Russian athlete (born 1964)

Rima Akberdinovna Batalova (Рима Акбердиновна Баталова, born 1 January 1964) is a Russian politician. She was formerly a Paralympian athlete competing mainly in category T12 middle-distance events. Since 2011, she has been a member of the State Duma on the United Russia party list.

==Biography==
Batalova has competed in six Paralympics, she first competed as part of the Soviet Union team in the 1988 Summer Paralympics where she won golds in the 1500m and 200m and a bronze in the 300m. In barcelona in 1992 competing as part of the Unified team she won a further four gold medals in the 200m, 400m, 800m and 1500m as well as silver in the 100m and finishing outside the medals in the 300m. In her next two in 1996 and 2000 she was undefeated, winning 7 gold medals in total including defending her 800m and 1500m titles. In 2004 and 2008 she only competed in the 800m and 1500m but was unable to achieve the same glory with just a silver and bronze in 2004 and nothing in 2008 bringing her tally to 13 gold, 2 silver and 2 bronze.

She was elected to the State Duma in 2016. In 2021, Alexander Sidyakin lost his deputy mandate to Batalova.

Legislative activity

From 2016 to 2021, during her term as a deputy of the State Duma of the 7th convocation, she co-authored 152 legislative initiatives and amendments to draft federal laws.

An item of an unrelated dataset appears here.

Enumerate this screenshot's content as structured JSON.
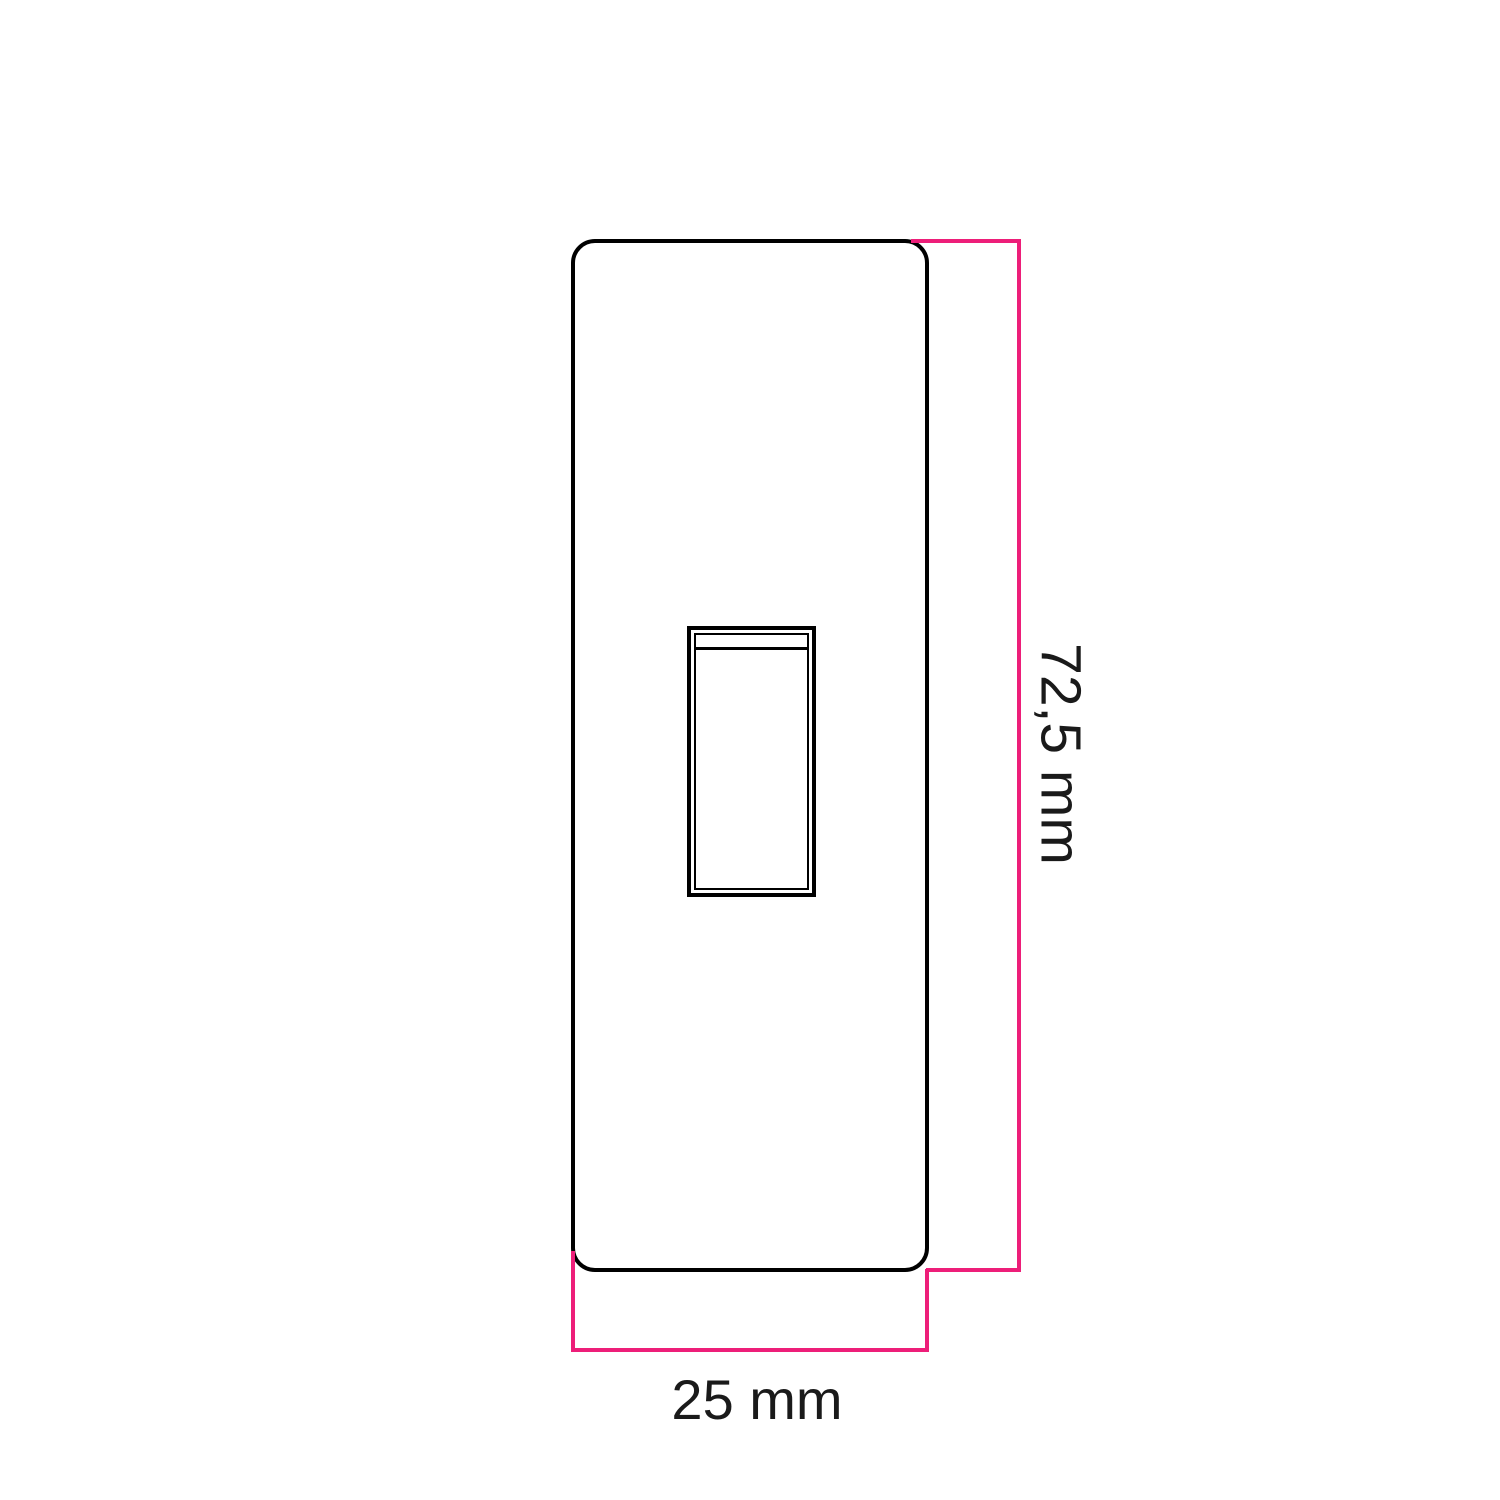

On 14 November 2023, during the plenary session on the draft law “On a Fair Price” No. 374521-8 (concerning the indication of price per 1 kg of goods), she initiated the refusal of the United Russia faction to vote on the issue, shouting “We are not voting” (timestamp 03:02:49 in the session recording) and leaving the hall, as a result of which the bill was not adopted due to lack of a quorum.

=== Sanctions ===
Batalova was sanctioned by the UK government in 2022 in relation to the Russo-Ukrainian War.

She is one of the members of the State Duma the United States Treasury sanctioned on 24 March 2022 in response to the 2022 Russian invasion of Ukraine.

=== Family ===
Married, has a daughter and two granddaughters.